So another week has rolled around, weigh day tomorrow. Week 5 actually, the first week of my next ‘stone a month’ campaign. Am I confident?….Far from it if I’m honest. I mean, I’ve been on plan all week, optimised 100% even last Sunday when we went for dinner at my Mom’s. Yes I had a sneaky small slice of my Mom’s homemade apple pie, couldn’t resist, but I’m sure I over exaggerated the syns in my food diary, just to be sure. I’m still keeping a food diary, even though I don’t need to hand them in I think it’s an important task to keep me focused on the goal, document everything I eat, no cheating. I’ve made my own diary on Excel, very snazzy, even adds up your daily syns for you! I will get around to sharing the template should anyone be interested in using it. Anyway, 100% optimising week (including Mom’s apple pie) so why don’t I feel confident, why have I got that negative feeling about this week? I can’t explain it to be honest, I know everyone at some point gets that week where they’ve been totally on plan but maintained, or even worse gained, so I am kind of expecting it to happen to me and feel it might come sooner than I hoped. I would check on our scales at home but they need new batteries as you can lose 3lbs just stepping off and back on, then gain 6lbs doing it again! I am also trying not to get into that obsession of jumping onto the scales to check every time I have eaten something or gone to the toilet!

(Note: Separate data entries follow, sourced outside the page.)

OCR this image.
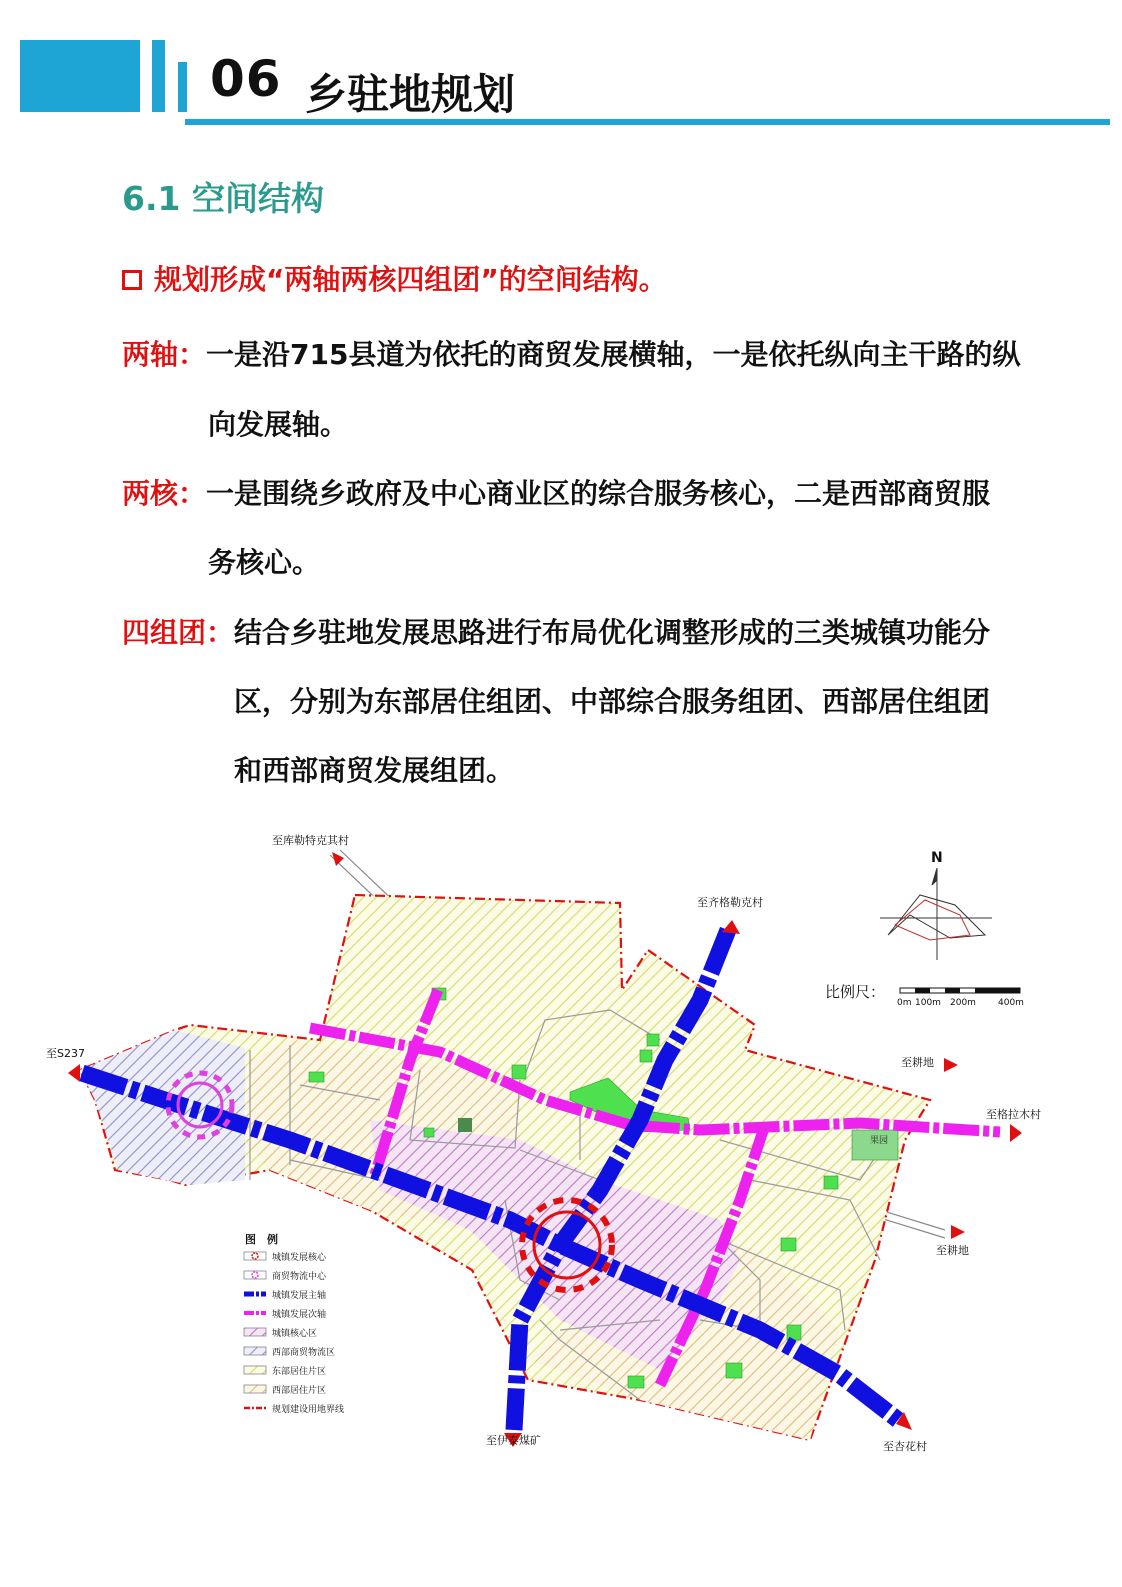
06 乡驻地规划
6.1 空间结构
规划形成“两轴两核四组团”的空间结构。
两轴：一是沿715县道为依托的商贸发展横轴，一是依托纵向主干路的纵
向发展轴。
两核：一是围绕乡政府及中心商业区的综合服务核心，二是西部商贸服
务核心。
四组团：结合乡驻地发展思路进行布局优化调整形成的三类城镇功能分
区，分别为东部居住组团、中部综合服务组团、西部居住组团
和西部商贸发展组团。
果园
至库勒特克其村
至齐格勒克村
至S237
至耕地
至格拉木村
至耕地
至伊泰煤矿	至杏花村
N
比例尺：
0m 100m 200m 400m
图　例
城镇发展核心
商贸物流中心
城镇发展主轴
城镇发展次轴
城镇核心区
西部商贸物流区
东部居住片区
西部居住片区
规划建设用地界线
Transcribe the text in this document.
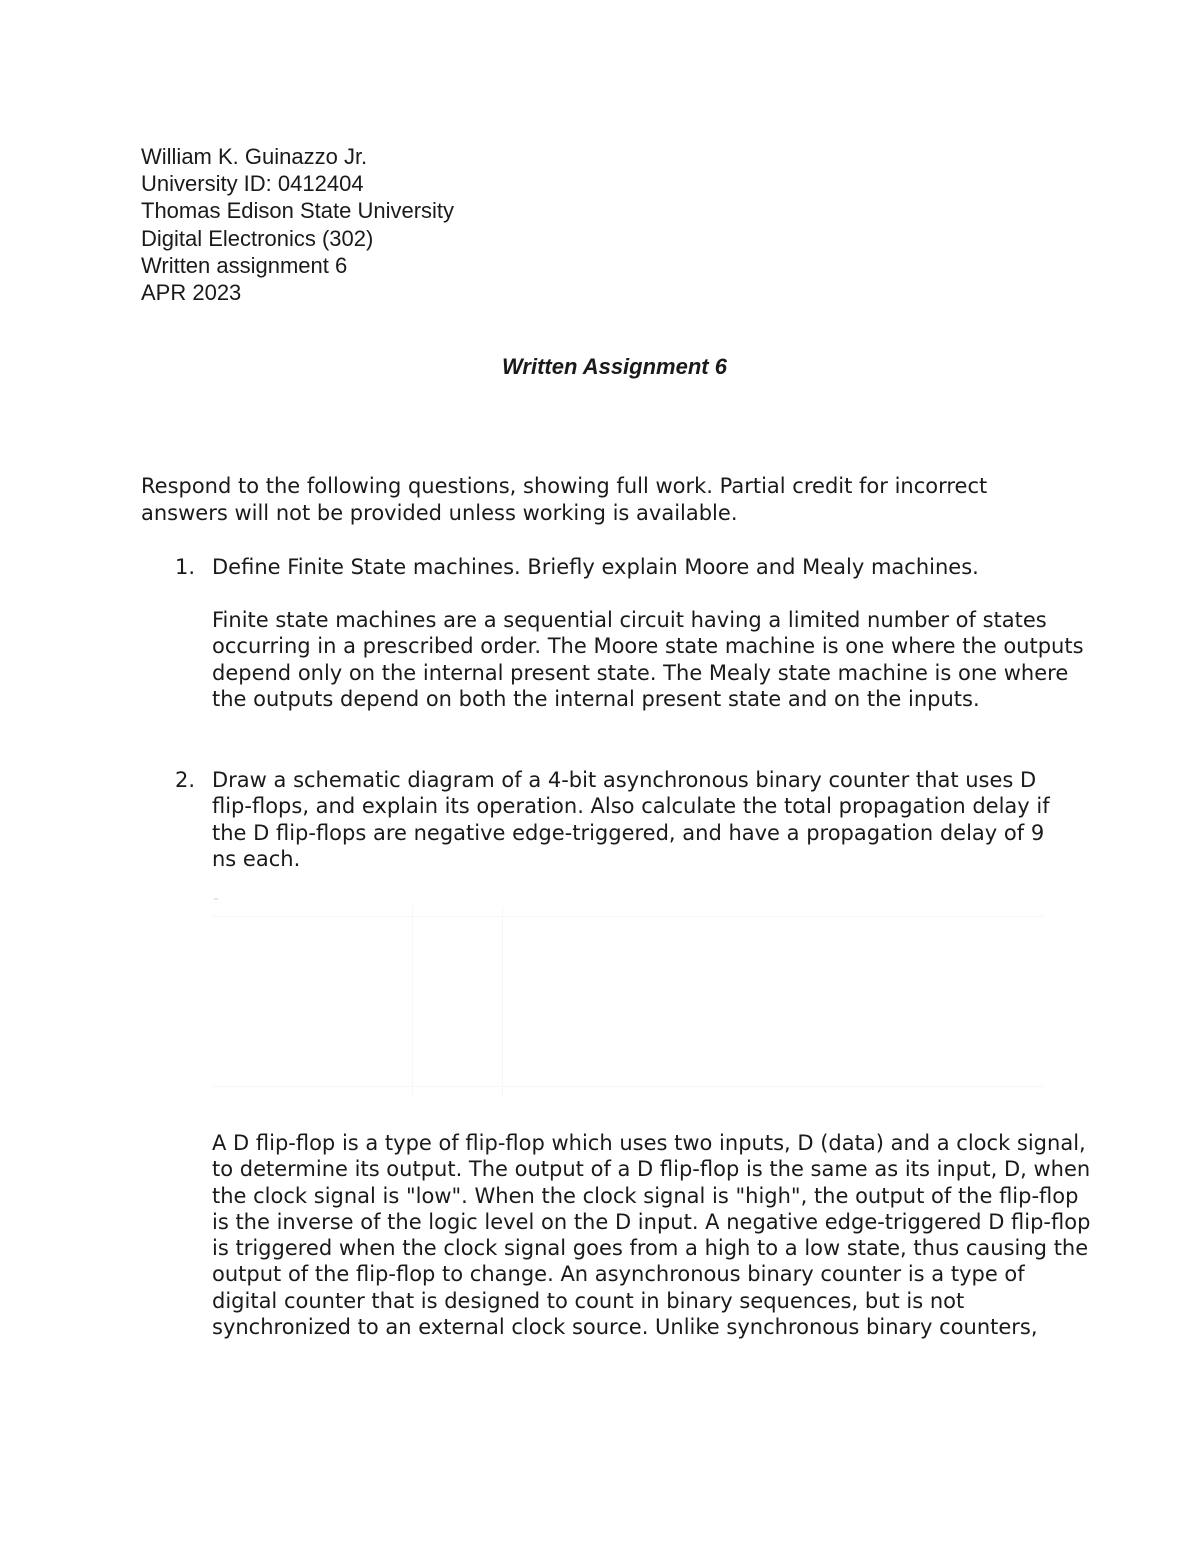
William K. Guinazzo Jr.
University ID: 0412404
Thomas Edison State University
Digital Electronics (302)
Written assignment 6
APR 2023
Written Assignment 6
Respond to the following questions, showing full work. Partial credit for incorrect answers will not be provided unless working is available.
1. Define Finite State machines. Briefly explain Moore and Mealy machines.
Finite state machines are a sequential circuit having a limited number of states occurring in a prescribed order. The Moore state machine is one where the outputs depend only on the internal present state. The Mealy state machine is one where the outputs depend on both the internal present state and on the inputs.
2. Draw a schematic diagram of a 4-bit asynchronous binary counter that uses D flip-flops, and explain its operation. Also calculate the total propagation delay if the D flip-flops are negative edge-triggered, and have a propagation delay of 9 ns each.
A D flip-flop is a type of flip-flop which uses two inputs, D (data) and a clock signal, to determine its output. The output of a D flip-flop is the same as its input, D, when the clock signal is "low". When the clock signal is "high", the output of the flip-flop is the inverse of the logic level on the D input. A negative edge-triggered D flip-flop is triggered when the clock signal goes from a high to a low state, thus causing the output of the flip-flop to change. An asynchronous binary counter is a type of digital counter that is designed to count in binary sequences, but is not synchronized to an external clock source. Unlike synchronous binary counters,
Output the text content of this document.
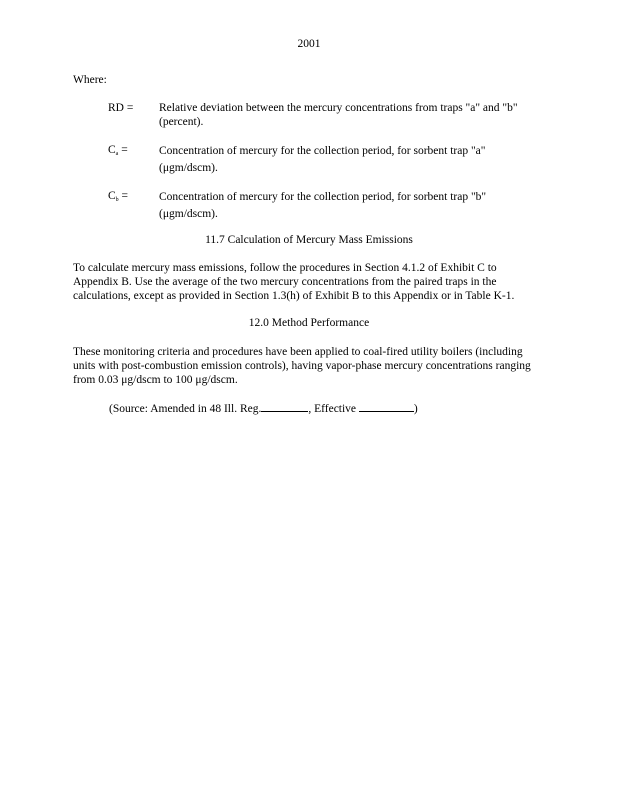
2001
Where:
RD =	Relative deviation between the mercury concentrations from traps "a" and "b" (percent).
$C_a$ =	Concentration of mercury for the collection period, for sorbent trap "a" (μgm/dscm).
$C_b$ =	Concentration of mercury for the collection period, for sorbent trap "b" (μgm/dscm).
11.7 Calculation of Mercury Mass Emissions
To calculate mercury mass emissions, follow the procedures in Section 4.1.2 of Exhibit C to Appendix B. Use the average of the two mercury concentrations from the paired traps in the calculations, except as provided in Section 1.3(h) of Exhibit B to this Appendix or in Table K-1.
12.0 Method Performance
These monitoring criteria and procedures have been applied to coal-fired utility boilers (including units with post-combustion emission controls), having vapor-phase mercury concentrations ranging from 0.03 μg/dscm to 100 μg/dscm.
(Source: Amended in 48 Ill. Reg.	, Effective	)
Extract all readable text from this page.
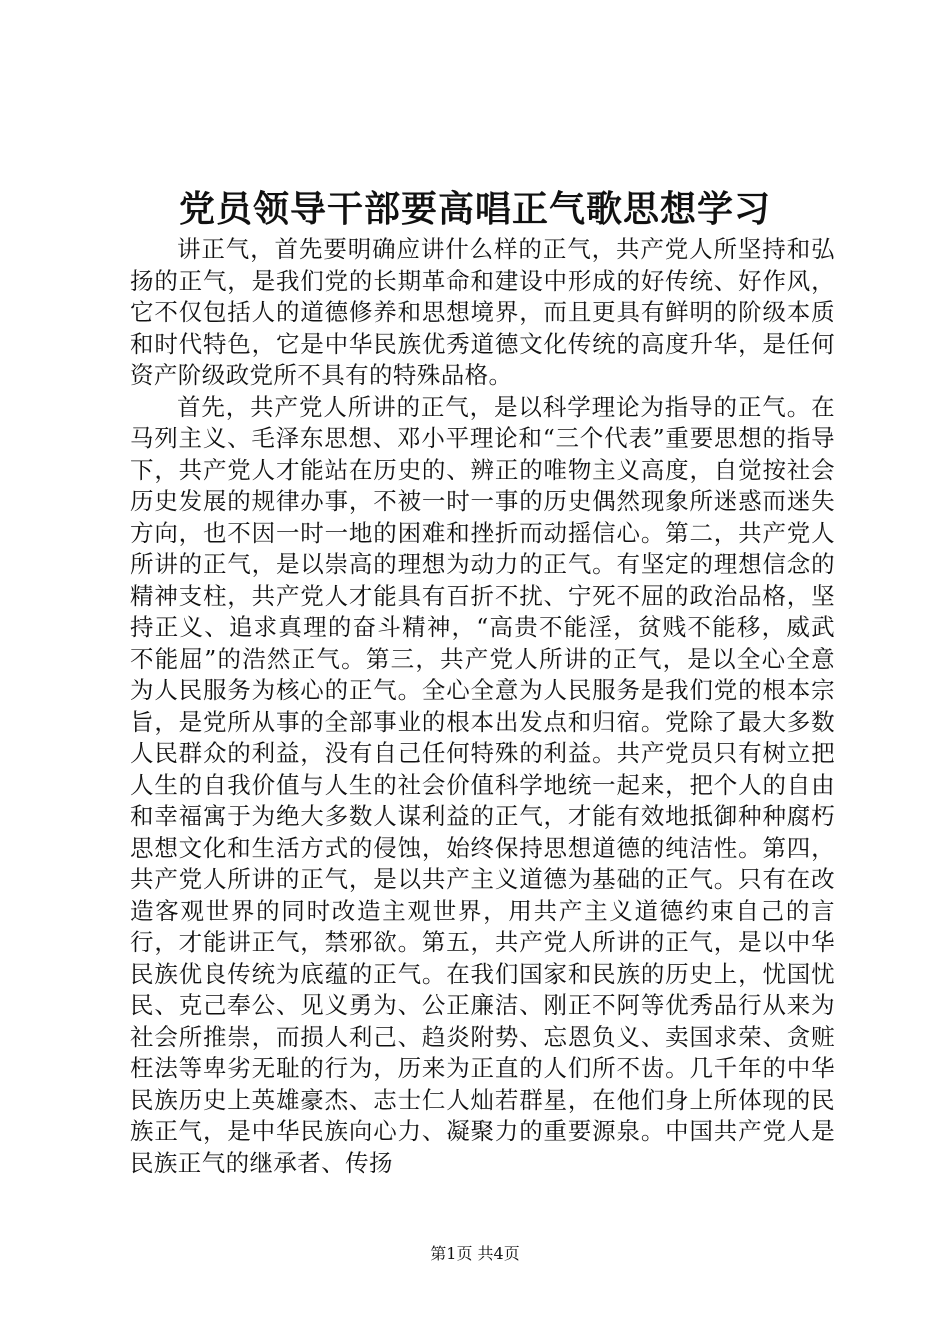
党员领导干部要高唱正气歌思想学习

讲正气，首先要明确应讲什么样的正气，共产党人所坚持和弘扬的正气，是我们党的长期革命和建设中形成的好传统、好作风，它不仅包括人的道德修养和思想境界，而且更具有鲜明的阶级本质和时代特色，它是中华民族优秀道德文化传统的高度升华，是任何资产阶级政党所不具有的特殊品格。

首先，共产党人所讲的正气，是以科学理论为指导的正气。在马列主义、毛泽东思想、邓小平理论和“三个代表”重要思想的指导下，共产党人才能站在历史的、辨正的唯物主义高度，自觉按社会历史发展的规律办事，不被一时一事的历史偶然现象所迷惑而迷失方向，也不因一时一地的困难和挫折而动摇信心。第二，共产党人所讲的正气，是以崇高的理想为动力的正气。有坚定的理想信念的精神支柱，共产党人才能具有百折不扰、宁死不屈的政治品格，坚持正义、追求真理的奋斗精神，“高贵不能淫，贫贱不能移，威武不能屈”的浩然正气。第三，共产党人所讲的正气，是以全心全意为人民服务为核心的正气。全心全意为人民服务是我们党的根本宗旨，是党所从事的全部事业的根本出发点和归宿。党除了最大多数人民群众的利益，没有自己任何特殊的利益。共产党员只有树立把人生的自我价值与人生的社会价值科学地统一起来，把个人的自由和幸福寓于为绝大多数人谋利益的正气，才能有效地抵御种种腐朽思想文化和生活方式的侵蚀，始终保持思想道德的纯洁性。第四，共产党人所讲的正气，是以共产主义道德为基础的正气。只有在改造客观世界的同时改造主观世界，用共产主义道德约束自己的言行，才能讲正气，禁邪欲。第五，共产党人所讲的正气，是以中华民族优良传统为底蕴的正气。在我们国家和民族的历史上，忧国忧民、克己奉公、见义勇为、公正廉洁、刚正不阿等优秀品行从来为社会所推崇，而损人利己、趋炎附势、忘恩负义、卖国求荣、贪赃枉法等卑劣无耻的行为，历来为正直的人们所不齿。几千年的中华民族历史上英雄豪杰、志士仁人灿若群星，在他们身上所体现的民族正气，是中华民族向心力、凝聚力的重要源泉。中国共产党人是民族正气的继承者、传扬

第1页 共4页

Well tomorrow evening will soon be here, we will all know then and whatever it will be will be, it won’t rock me as I am completely focused and as our leader said, “your body doesn’t know what day of the week it is so you can’t expect it to always show a big loss on a Thursday evening”. Wise words. It’s also that time of the year where each group apparently votes for Slimming Man of the Year. I have been asked to apply and have to say a few words about me, why I joined and my experiences so far, along with the other men and then the group vote for their favourite. How can I run for Slimming Man of the Year? I mean, I am only in my fifth week, not really a journey to shout about yet, maybe next year, when I’ve lost 7 stone then ok. Anyway, they have asked me so I will do my bit, stand up in front of group and embarrass myself with a tale or two! Perhaps I should just give them a card with my blog site address on and say “you wanna know, then read that” that would be far easier lol.
Anyway, I better get some sleep, back on the road again tomorrow, so it will be packets of ham and salad bowls from the supermarket to graze on whilst driving, though I might get up early and get a decent breakfast inside me, we’ll see.